Turf Toe

UW Health's Sports Medicine doctors in Madison, Wisconsin, treat a wide range of common athletic injuries, including turf toe - a sprain in one of the joints of the toe.


About Turf Toes


A turf toe injury is a sprain of the joint capsule at the base of the big toe (first metatarsophalangeal joint or MTP joint). The injury is called turf toe because of the frequent MTP joint sprains that occur while playing on artificial turf. However, this injury can occur on any surface.


How does turf toe happen?


Turf toe occurs when an athlete’s shoe gets caught on a surface with the big (great) toe in an extended upward position, causing a hyperextension injury to the joint capsule. This injury is commonly associated with sports requiring frequent stops and starts as well as quick direction changes. The type of footwear worn also plays a role in the increased risk of injury. Athletes who participate in sports which require a cleated shoe for traction and grip tend to be at higher risk.


Turf Toes Symptoms


Swelling and pain are the most common symptoms, which develop immediately after an injury. The base of the big toe tends to be quite tender, and pain is more intense with extending the big toe and weight bearing activities such as walking.


Turf Toe Treatment 


Treatment is usually conservative, which means that surgery is not necessary in most cases. X-rays may be obtained to rule out a fracture or broken bone. Treatment usually consists of rest, ice, compression and elevation (RICE).

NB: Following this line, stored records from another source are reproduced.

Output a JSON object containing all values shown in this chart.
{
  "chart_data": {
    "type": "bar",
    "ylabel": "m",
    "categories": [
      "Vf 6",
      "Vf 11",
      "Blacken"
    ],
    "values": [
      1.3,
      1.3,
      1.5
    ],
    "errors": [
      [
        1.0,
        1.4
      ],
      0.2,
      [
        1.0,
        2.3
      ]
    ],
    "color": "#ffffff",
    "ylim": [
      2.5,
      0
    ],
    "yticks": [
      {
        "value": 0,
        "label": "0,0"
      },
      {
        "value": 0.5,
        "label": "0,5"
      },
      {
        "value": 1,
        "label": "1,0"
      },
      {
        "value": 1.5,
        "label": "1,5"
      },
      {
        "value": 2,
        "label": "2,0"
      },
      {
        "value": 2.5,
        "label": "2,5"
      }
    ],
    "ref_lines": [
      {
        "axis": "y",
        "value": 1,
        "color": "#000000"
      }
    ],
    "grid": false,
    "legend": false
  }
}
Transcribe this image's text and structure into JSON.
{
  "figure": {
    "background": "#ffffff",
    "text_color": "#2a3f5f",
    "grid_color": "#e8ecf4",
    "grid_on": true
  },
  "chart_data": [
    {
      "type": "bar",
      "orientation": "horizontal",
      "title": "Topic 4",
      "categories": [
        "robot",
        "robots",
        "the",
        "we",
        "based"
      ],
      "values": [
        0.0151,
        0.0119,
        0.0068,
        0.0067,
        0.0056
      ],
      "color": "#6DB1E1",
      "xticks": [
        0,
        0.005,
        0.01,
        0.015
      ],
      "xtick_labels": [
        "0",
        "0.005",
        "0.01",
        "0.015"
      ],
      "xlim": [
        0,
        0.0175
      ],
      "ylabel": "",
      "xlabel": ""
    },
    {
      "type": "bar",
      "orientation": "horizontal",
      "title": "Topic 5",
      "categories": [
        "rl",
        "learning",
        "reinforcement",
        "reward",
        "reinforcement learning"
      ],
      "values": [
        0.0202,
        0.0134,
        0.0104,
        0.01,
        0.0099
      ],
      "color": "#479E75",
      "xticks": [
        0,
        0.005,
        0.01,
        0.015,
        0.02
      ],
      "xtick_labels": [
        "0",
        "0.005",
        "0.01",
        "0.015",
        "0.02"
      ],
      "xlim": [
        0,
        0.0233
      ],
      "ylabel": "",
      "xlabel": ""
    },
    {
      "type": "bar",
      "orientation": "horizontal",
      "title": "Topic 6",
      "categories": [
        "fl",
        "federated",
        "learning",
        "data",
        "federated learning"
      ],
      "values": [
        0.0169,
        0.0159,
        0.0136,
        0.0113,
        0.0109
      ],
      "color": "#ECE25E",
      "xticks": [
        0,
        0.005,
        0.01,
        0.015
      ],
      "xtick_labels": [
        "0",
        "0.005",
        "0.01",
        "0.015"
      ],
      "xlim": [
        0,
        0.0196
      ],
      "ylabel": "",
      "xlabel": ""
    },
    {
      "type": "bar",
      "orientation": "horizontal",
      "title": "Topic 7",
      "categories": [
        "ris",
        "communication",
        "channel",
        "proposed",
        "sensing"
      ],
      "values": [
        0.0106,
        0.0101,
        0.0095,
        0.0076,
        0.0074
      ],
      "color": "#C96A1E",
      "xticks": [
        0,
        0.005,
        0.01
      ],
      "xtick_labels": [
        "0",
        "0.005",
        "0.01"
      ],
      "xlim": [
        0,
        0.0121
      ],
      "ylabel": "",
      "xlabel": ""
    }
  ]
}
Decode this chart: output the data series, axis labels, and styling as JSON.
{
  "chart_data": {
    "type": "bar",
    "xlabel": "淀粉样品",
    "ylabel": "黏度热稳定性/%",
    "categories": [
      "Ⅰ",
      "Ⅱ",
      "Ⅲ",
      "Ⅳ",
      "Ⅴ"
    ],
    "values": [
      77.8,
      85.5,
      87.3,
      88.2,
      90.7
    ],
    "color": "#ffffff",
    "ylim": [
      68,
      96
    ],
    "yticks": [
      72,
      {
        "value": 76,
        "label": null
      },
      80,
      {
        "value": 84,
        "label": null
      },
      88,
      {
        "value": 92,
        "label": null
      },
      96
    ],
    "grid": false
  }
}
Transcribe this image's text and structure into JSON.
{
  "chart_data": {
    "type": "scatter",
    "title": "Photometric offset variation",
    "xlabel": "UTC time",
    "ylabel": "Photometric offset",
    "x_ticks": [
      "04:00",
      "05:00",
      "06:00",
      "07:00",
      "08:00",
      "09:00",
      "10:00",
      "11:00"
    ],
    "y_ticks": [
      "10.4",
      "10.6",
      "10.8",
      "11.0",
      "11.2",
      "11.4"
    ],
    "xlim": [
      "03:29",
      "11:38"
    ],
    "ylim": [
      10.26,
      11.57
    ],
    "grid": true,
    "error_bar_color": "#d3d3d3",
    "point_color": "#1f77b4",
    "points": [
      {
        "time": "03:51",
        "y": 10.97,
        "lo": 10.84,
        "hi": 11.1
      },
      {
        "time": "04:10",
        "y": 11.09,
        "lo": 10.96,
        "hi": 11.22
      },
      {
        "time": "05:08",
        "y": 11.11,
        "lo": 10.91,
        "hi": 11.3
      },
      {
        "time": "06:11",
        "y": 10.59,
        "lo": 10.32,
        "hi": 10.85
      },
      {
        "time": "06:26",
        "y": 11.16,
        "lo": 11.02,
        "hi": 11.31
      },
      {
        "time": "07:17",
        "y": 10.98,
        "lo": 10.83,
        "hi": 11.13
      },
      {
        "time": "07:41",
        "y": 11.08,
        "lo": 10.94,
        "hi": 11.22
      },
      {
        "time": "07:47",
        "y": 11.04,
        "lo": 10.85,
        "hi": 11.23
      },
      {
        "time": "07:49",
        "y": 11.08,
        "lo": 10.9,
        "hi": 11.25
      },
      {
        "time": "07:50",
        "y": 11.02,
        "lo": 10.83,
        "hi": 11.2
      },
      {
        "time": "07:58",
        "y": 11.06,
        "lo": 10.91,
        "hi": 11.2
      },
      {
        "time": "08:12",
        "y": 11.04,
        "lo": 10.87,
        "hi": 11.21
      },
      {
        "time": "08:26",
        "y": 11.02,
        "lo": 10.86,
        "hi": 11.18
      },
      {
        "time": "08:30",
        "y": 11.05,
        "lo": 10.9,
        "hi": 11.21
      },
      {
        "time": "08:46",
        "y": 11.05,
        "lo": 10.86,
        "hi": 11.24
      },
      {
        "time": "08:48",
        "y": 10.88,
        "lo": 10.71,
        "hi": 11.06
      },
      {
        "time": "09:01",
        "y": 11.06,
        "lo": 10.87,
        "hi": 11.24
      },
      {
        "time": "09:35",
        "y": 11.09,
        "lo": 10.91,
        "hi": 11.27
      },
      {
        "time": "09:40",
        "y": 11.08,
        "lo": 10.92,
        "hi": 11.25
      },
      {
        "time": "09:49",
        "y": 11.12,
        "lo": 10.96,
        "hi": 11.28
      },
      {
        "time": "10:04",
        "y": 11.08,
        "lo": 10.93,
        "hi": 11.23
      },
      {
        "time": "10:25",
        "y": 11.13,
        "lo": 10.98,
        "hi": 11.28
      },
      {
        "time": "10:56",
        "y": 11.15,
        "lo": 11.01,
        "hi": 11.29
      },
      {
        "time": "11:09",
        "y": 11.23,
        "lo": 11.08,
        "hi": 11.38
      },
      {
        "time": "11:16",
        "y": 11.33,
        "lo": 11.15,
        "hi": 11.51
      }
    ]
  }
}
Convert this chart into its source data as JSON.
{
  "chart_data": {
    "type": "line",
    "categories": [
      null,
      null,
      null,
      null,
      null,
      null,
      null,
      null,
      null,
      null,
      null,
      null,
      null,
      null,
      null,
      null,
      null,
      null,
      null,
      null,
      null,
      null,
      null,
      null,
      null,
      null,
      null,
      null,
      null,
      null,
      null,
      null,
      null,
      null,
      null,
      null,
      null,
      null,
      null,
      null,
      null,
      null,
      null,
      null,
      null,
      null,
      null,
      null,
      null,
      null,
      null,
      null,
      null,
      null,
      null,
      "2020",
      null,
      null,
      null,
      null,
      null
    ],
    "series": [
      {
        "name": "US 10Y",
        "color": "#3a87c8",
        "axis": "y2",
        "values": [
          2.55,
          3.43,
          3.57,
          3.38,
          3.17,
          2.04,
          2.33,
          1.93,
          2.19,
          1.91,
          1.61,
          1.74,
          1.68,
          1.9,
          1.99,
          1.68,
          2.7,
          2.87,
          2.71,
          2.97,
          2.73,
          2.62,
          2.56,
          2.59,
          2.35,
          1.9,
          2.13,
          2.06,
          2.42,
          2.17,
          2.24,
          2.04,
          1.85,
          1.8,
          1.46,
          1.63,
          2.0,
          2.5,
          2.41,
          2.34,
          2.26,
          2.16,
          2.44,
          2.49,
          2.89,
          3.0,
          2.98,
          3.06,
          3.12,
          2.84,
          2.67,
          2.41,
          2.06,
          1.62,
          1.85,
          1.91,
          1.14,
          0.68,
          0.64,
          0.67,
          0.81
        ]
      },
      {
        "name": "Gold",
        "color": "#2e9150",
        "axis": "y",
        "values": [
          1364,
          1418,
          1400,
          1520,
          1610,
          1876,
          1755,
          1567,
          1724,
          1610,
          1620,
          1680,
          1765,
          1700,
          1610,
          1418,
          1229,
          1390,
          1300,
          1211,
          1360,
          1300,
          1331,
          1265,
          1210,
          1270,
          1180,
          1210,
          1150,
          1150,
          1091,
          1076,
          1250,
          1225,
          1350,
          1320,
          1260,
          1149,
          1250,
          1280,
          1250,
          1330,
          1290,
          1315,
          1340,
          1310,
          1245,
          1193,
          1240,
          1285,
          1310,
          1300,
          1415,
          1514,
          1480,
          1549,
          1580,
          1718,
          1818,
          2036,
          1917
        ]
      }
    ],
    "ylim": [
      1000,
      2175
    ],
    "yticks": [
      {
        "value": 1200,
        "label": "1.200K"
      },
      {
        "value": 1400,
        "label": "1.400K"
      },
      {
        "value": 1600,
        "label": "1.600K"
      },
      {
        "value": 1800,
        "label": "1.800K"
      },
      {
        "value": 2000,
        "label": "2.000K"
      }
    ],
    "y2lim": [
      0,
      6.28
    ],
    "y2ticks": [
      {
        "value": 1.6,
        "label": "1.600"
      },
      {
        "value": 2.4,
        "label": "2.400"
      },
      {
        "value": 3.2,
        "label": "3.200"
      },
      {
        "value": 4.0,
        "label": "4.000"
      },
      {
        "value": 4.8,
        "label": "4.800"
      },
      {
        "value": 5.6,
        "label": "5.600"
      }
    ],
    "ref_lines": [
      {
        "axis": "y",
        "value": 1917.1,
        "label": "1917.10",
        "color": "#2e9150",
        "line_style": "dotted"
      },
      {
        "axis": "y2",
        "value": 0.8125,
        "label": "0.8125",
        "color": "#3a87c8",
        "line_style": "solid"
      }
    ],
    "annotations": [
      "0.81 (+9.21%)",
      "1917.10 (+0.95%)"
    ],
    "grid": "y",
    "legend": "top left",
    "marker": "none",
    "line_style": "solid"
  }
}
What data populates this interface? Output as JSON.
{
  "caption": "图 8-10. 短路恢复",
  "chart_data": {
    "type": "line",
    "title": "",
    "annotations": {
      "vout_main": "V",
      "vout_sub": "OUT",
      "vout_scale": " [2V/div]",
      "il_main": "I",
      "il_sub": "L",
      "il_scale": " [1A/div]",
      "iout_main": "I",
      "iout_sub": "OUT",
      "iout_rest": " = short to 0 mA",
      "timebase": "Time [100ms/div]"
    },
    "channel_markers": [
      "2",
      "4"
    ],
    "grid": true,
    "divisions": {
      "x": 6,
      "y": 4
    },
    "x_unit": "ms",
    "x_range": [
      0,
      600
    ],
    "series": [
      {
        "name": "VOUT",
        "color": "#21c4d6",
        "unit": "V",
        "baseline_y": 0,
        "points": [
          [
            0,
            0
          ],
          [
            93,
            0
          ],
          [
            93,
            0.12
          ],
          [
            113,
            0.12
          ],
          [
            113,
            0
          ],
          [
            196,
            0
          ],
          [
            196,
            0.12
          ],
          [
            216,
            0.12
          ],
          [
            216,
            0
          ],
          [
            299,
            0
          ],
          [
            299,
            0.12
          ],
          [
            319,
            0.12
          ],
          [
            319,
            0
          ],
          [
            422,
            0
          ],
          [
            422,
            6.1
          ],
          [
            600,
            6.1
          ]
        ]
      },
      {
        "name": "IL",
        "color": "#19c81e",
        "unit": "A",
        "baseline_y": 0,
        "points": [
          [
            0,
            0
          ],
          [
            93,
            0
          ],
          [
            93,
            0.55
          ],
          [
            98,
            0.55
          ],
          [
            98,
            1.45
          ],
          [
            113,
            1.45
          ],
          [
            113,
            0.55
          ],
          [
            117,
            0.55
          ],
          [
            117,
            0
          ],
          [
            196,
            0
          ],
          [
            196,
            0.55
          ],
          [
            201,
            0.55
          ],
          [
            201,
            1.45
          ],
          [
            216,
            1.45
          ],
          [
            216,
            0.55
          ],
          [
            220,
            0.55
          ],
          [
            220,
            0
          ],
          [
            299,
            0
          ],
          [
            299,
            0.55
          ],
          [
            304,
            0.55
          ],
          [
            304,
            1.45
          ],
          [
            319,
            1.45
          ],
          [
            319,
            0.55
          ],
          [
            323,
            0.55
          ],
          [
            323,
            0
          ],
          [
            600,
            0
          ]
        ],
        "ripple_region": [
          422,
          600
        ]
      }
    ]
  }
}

During the initial phase of treatment, immobilization in a walking boot may help promote healing and minimize discomfort. Stiff-soled shoes may also be helpful.


After a period of immobilization and rest, the athlete may begin rehabilitation for the injured toe, which focuses initially on regaining motion and returning to normal walking. Adding extra support to the injured toe with a rigid shoe and/or athletic tape to restrict motion may also assist with healing. When returning to sports, athletes should progress slowly and only play if determined to be safe by a medical professional. Athletes should gradually increase the amount of time spent performing activities/sports until an entire game can be played without pain.